Este lunes Reino Unido amaneció a la triste noticia del fallecimiento de Joseph Raz, un prodigioso portento de la filosofía del derecho del último siglo. Nacido en 1939 a un padre electricista y una madre enfermera en el entonces mandato británico de Palestina, desplegó su vuelo intelectual en la Universidad de Oxford y desde ahí propició un verdadero renacimiento en el pensamiento jurídico de su época.
Sus ideas encarnaron como las de pocos esa índole radical que distingue al quehacer filosófico cultivado en todo su esplendor, y con el tiempo dieron lugar a una compleja constelación de conceptos, preguntas y criterios que disciplinaron nuestra manera de reflexionar sobre el derecho, dotándola de un nuevo lenguaje, una vitalidad inaudita y un mundo de problemas y posibilidades hasta entonces inexplorados.
Su extensa obra buscó indagar en las raíces últimas de la normatividad de este fenómeno, a fin de dar con sus cimientos y explicar su naturaleza a partir de verdades inmutables, e independientes de cualquier ideología, de los vaivenes del poder y de la arbitrariedad. Raz encontró esta formidable fundación en nuestra propia racionalidad práctica, ese tejido de verdades conceptuales que fraguan nuestra tentativa por entender el mundo y hallarnos en él.
Con este giro reorientó el decurso de la filosofía del derecho, impactando de paso el panorama filosófico general, pues ante el tribunal de Raz —y el de Rawls, podríamos agregar— la idea misma de racionalidad práctica, hasta entonces adormecida en las profundidades del emotivismo y existencialismo casi omnipresentes en el pensamiento de la primera mitad del siglo XX, experimentó su hora copernicana: recuperó el vigor que Aristóteles, más de un milenio y medio atrás, le había impreso.
Su maestro, HLA Hart, sostuvo que la esencia del derecho consistía en ser un sistema de reglas. Raz continuó esa pesquisa, ampliándola a otras propiedades que consideró también esenciales, como su naturaleza autoritativa, su proveniencia de ciertas fuentes o hechos sociales, y su característica manera de guiar nuestra conducta por la vía de excluir otras consideraciones que comparecen ante nuestro actuar. Obedeciendo las razones del derecho en lugar de nuestra propia opinión, estaremos en mejor posición para cooperar, planificar, saber a qué atenernos y vivir en comunidad. En eso consiste el enigma que encierra esta peculiar práctica social.

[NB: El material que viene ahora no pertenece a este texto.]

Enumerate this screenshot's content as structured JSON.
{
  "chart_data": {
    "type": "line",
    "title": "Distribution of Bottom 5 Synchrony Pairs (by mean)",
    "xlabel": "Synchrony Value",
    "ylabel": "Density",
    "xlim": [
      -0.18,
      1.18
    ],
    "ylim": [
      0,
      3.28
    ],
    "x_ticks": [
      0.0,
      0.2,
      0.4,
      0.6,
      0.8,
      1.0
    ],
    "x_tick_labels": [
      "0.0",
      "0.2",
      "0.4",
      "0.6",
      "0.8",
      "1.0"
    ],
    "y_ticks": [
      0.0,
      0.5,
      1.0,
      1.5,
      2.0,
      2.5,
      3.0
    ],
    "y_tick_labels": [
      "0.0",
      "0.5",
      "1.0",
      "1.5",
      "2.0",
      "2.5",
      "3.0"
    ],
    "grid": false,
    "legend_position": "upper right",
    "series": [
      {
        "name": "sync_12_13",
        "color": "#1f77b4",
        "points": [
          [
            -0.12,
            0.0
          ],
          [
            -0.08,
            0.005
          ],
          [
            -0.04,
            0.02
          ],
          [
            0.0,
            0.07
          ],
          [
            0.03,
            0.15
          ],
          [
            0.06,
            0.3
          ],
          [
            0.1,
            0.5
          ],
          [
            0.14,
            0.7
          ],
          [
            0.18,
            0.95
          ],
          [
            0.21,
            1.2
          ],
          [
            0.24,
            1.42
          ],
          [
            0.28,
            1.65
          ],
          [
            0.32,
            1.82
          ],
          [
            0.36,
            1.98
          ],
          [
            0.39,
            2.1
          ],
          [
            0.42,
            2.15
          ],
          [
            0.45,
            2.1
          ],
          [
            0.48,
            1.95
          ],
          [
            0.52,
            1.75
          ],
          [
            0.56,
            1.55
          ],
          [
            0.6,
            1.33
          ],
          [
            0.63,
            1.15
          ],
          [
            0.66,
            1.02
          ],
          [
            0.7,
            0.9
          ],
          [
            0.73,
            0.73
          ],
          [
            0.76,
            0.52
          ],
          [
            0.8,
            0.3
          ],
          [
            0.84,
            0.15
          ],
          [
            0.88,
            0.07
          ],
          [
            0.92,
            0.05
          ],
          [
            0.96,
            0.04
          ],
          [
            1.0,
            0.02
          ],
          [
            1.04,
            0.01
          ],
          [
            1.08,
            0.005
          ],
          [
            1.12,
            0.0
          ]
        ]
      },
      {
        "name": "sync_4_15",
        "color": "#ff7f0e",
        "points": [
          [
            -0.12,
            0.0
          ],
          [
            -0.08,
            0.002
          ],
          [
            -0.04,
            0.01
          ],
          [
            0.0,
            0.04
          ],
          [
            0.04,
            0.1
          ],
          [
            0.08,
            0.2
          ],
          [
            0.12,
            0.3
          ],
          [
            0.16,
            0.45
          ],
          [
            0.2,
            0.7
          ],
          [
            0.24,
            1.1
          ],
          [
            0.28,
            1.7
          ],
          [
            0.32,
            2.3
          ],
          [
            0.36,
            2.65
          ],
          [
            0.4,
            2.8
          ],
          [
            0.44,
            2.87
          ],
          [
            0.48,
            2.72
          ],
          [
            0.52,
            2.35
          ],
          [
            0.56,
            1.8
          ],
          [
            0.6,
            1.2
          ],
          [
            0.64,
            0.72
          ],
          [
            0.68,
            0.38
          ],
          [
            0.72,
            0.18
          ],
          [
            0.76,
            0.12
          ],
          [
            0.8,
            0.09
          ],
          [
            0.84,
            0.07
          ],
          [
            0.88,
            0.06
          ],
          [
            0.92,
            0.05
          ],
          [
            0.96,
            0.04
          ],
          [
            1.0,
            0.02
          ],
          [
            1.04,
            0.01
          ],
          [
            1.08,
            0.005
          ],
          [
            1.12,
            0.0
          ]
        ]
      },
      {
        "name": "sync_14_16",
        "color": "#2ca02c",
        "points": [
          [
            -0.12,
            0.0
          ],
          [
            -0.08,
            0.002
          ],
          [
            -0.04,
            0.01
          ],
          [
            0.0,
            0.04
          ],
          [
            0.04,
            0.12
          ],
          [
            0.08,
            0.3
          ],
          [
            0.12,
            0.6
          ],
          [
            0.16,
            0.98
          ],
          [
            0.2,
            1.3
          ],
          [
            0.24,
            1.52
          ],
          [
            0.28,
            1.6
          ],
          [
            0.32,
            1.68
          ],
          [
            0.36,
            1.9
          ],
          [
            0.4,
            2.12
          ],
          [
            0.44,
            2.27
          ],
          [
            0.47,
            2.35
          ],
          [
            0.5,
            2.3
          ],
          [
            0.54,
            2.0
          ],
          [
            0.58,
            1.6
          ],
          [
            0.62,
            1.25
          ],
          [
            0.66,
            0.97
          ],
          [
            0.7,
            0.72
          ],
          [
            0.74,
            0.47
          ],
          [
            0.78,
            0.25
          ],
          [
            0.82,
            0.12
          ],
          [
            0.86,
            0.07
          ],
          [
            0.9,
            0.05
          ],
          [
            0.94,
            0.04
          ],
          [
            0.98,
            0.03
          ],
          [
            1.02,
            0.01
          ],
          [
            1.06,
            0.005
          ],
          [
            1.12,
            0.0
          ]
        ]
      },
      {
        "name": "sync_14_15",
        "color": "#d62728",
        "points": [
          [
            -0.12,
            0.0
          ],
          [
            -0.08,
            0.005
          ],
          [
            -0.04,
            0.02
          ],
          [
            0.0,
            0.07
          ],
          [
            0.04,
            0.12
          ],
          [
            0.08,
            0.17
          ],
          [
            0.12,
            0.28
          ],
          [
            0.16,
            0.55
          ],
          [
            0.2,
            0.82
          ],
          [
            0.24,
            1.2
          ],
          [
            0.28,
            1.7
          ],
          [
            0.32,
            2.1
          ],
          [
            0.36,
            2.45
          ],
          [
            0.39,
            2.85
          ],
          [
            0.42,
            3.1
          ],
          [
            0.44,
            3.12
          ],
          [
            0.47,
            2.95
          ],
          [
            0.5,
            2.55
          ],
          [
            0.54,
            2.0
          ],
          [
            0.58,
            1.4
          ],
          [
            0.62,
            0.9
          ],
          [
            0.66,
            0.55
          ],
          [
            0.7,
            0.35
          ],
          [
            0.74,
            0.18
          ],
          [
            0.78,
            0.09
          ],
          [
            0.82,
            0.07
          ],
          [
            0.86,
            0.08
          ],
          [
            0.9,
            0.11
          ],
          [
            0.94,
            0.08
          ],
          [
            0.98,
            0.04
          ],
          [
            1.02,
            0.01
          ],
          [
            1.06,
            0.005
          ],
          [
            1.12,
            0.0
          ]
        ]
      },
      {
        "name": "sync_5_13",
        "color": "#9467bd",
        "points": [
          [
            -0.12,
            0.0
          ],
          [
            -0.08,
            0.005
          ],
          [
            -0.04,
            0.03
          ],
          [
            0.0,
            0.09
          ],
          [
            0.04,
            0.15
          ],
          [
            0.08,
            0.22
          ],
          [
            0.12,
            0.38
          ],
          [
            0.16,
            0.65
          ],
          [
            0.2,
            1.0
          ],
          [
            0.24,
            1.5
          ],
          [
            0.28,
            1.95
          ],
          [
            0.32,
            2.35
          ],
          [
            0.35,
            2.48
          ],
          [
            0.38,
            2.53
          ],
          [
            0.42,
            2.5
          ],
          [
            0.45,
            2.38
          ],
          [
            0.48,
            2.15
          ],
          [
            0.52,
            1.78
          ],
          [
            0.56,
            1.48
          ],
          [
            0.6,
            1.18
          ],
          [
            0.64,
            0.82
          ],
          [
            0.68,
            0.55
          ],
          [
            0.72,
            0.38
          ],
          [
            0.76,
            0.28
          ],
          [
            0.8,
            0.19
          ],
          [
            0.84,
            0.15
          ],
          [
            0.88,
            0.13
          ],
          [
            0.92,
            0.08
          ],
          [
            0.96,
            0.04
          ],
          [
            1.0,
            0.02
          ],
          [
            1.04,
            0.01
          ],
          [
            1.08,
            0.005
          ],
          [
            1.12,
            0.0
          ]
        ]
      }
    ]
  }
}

Pero a diferencia de sus antecesores más prominentes, como Kelsen, Raz no se contentó con explicar el derecho exclusivamente a partir de un conjunto de verdades finales sobre el universo. También buscó comprender su dimensión contingente. Hacia el final de su obra exploró el lugar que en él cobra el multiculturalismo, esa demanda de particularidad que todas las sociedades de modo disímil expresan, y enfatizó la virtudes del liberalismo; el liberalismo, entonces preso del escepticismo, reconstruido ahora como un compromiso con una visión particular del bien: la idea de autonomía. El liberal no es escéptico ante el bien, insistió Raz, sino que considera que una buena vida es aquella vivida al compás de la propia agencia.
La partida de Raz, todavía activo y prometeico a sus 83, será para la teoría del derecho una pérdida irrecuperable. Pero quizás la magnitud de su extraordinaria contribución nos recomiende parafrasear con algo de optimismo la elegía que Hilbert dedicó a Cantor: del paraíso de Raz difícilmente podrán expulsarnos.